Quotes from From Creativity by Csikszentmihalyi (Part 1)
I always list Mihaly Csikszentmihalyi's book Flow as one of the books I've found most influential on me as a professional.
Now his book Creativity: Flow and the Psychology of Discovery and Invention, while not in the same league, is giving me a great deal of insight into the "Big C" creative process. Here are some bits from the first part of his book that caught my eye:
... a genuinely creative accomplishment is almost never the result of a sudden insight, a lightbulb flashing on in the dark, but comes after years of hard work.
… creative ideas vanish unless there is a receptive audience to record and implement them.
There is no way to know whether a thought is new except with reference to some standards, and there is no way to tell whether it is valuable until it passes social evaluation. Therefore, creativity does not happen inside people’s heads, but in the interaction between a person’s thoughts and a sociocultural context. It is a systemic rather than an individual phenomenon.
Who is right: the individual who believes in his or her own creativity, or the social milieu that denies it?
We have seen that creativity with a capital C, the kind that changes some aspect of the culture, is never only in the mind of a person.
Today many American corporations spend a great deal of money and time trying to increase the originality of their employees, hoping thereby to get a competitive edge in the marketplace. But such programs make no difference unless management also learns to recognize the valuable ideas among the many novel ones, and then finds ways of implementing them.
In order to survive, cultures must eliminate most of the new ideas their members produce. Cultures are conservative, and for good reason. No culture could assimilate all the novelty people produce without dissolving into chaos.

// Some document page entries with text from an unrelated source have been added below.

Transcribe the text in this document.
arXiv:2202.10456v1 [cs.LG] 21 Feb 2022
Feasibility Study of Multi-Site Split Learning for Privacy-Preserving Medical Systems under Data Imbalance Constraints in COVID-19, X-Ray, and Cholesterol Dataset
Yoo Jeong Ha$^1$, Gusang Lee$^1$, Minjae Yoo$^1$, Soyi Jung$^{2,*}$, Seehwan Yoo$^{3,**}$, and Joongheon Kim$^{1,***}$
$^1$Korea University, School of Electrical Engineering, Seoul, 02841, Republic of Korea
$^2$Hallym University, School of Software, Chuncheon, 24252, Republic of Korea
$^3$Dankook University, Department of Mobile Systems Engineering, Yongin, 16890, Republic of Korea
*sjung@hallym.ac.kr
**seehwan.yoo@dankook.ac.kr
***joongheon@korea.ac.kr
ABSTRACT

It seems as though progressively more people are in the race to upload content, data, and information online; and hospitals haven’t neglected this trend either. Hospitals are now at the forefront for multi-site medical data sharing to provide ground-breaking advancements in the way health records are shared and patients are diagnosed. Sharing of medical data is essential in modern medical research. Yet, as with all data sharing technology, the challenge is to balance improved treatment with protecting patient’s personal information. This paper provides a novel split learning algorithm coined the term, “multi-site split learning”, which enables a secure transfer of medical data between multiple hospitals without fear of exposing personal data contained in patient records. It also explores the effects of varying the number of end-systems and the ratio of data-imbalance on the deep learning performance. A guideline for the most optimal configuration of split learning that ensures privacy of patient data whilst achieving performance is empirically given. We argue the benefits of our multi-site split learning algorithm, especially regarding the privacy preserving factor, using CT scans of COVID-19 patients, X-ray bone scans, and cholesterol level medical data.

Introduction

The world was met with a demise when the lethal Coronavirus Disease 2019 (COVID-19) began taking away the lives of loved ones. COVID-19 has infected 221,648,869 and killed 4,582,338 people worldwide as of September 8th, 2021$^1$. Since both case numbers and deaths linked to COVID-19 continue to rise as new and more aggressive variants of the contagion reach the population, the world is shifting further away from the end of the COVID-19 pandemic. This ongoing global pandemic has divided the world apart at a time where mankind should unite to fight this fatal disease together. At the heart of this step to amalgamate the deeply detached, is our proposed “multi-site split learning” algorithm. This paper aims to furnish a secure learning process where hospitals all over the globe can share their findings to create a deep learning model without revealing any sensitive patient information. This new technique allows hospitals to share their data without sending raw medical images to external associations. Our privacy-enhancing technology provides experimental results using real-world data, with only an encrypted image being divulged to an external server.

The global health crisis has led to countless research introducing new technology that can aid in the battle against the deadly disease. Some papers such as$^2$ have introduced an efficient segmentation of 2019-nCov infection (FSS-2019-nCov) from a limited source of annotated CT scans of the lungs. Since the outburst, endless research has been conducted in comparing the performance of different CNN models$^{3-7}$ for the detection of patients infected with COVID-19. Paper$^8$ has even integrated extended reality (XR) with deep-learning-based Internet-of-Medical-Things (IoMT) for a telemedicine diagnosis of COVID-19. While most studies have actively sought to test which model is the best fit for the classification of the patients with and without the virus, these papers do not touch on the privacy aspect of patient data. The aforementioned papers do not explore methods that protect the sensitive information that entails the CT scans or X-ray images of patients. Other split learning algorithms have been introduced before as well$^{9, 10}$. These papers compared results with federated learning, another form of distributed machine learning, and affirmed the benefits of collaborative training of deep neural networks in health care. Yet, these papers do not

For though it is true that behind every new idea or product there is a person, it does not follow that such persons have a single characteristic responsible for the novelty.
Luck is without doubt an important ingredient in creative discoveries.
Creative individuals are remarkable for their ability to adapt to almost any situation and to make do with whatever is at hand to reach their goals.
The personality of an individual who is to do something creative must adapt itself to the particular domain, to the conditions of a particular field, which vary at different times and from domain to domain.
The point is that you cannot assume the mantle of creativity just by assuming a certain personality style.
Creative individuals tend to be smart, yet also naive at the same time. How smart they actually are is open to question.
...being intellectually brilliant can also be detrimental to creativity. Some people with high IQs get complacent, and, secure in their mental superiority, they lose the curiosity essential to achieving anything new.
Convergent thinking is measured by IQ tests, and it involves solving well-defined, rational problems that have one correct answer. Divergent thinking leads to no agreed-upon solution. It involves fluency, or the ability to generate a great quantity of ideas; flexibility, or the ability to switch from one perspective to another; and originality in picking unusual associations of ideas. These are the dimensions of thinking that most creativity tests measure and that most workshops try to enhance.
Great art and great science involve a leap of imagination into a world that is different from the present. The rest of society often views these new ideas as fantasies without relevance to current reality. And they are right. But the whole point of art and science is to go beyond what we now consider real, and create a new reality. At the same time, this “escape” is not into a never-never land. What makes a novel idea creative is that once we see it, sooner or later we recognize that, strange as it is, it is true.